Por lo demás, era un niño normal, absolutamente normal. Jugaba, veía televisión, comía y dormía como cualquier crío de su edad. También era constantemente humillado, insultado y vejado por sus compañeros de clase como cualquier otro. Creció por tanto como crecemos todos, con frustraciones, alegrías, tristezas, ilusiones... pero con mucho más maquillaje. Su madre se esforzaba en maquillarle tratando de darle un aspecto “natural”. Tinte para el pelo y para disimular cejas y vello invisibles. Mangas y perneras largas prácticamente todo el año, al menos en público. Guantes y gorro de finales de septiembre a primeros casi de junio. Y se hizo un adolescente que había pasado mucho calor pero que fue capaz de adolecer aproximadamente como cualquiera.

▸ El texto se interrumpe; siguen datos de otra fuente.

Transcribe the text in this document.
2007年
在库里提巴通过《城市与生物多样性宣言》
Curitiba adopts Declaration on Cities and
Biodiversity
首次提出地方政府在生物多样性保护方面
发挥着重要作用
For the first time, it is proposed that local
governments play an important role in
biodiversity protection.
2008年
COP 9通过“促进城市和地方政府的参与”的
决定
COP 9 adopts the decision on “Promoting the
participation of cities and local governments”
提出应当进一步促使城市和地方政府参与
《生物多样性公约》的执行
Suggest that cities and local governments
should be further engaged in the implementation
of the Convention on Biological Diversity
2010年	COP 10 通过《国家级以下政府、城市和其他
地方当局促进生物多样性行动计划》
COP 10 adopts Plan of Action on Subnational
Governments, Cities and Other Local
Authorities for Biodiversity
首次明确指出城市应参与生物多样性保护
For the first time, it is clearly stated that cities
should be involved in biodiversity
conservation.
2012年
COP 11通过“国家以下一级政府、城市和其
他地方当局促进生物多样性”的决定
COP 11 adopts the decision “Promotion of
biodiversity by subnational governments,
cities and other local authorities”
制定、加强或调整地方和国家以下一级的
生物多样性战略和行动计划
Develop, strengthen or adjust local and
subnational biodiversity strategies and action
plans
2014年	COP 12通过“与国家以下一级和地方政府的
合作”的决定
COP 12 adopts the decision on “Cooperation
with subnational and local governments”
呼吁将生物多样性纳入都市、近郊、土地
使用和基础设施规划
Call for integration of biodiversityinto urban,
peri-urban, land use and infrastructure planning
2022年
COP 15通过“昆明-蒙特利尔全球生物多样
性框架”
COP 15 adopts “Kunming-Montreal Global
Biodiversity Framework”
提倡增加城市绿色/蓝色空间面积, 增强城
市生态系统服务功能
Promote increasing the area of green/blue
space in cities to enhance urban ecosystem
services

Conoció chicas, muchas chicas, pero en el sentido bíblico no había conocido nunca a ninguna, hasta que “la única” entró en su vida. Se enamoró, tan perdidamente como era de esperar, tan irreflexiva e impetuosamente como lo hemos hecho cualquiera a esa edad. Los primeros encuentros fueron a través de Internet –no hay mejor disfraz que el anonimato absoluto- pero llegó un momento en el que resultó imperativo el contacto real, la visión a la cara, el roce en la piel. Evidentemente su mayor preocupación no fue el cómo sería ella sino el cómo reaccionaria ante él. Sabía que era alguien lo bastante especial –o así quería creerlo-, alguien lo suficientemente extraño, lo justo de raro, lo exacto de excepcional, así que se puso sus mejores galas, se pintó como siempre (hacía tiempo que había aprendido y los resultados habían acabado siendo notables) y se marchó al lugar elegido.

Todo fue bien, demasiado bien tal vez. No hubo reproche alguno (sí sorpresa, pero esa pasó rápido), no hubo vergüenzas esta vez. A la chica no le disgustó nada o no lo demostró, que a la larga es diferente pero que en los primeros momentos viene a ser lo mismo.

La vida se encargó de mantener unido lo que parecía imposible y Felicidad (la esquiva, la de los cuentos de hadas aunque estos no acaben bien) terminó de hacer lo correcto, regaló lo imprescindible y se hizo la estrecha cuando tenía que hacérselo. El chico de cristal y su musa lo aceptaron así y supieron encontrarse siempre. Envejecieron juntos, como habían estado desde que querían recordar y al final (siempre hay final, para todo y para todos) no tuvieron de qué arrepentirse. También, en algún punto temporal difuso de su vida, la común, la deseada, tuvieron hijos. Hijos normales en todo y seguramente desdichados, no supieron verse por dentro.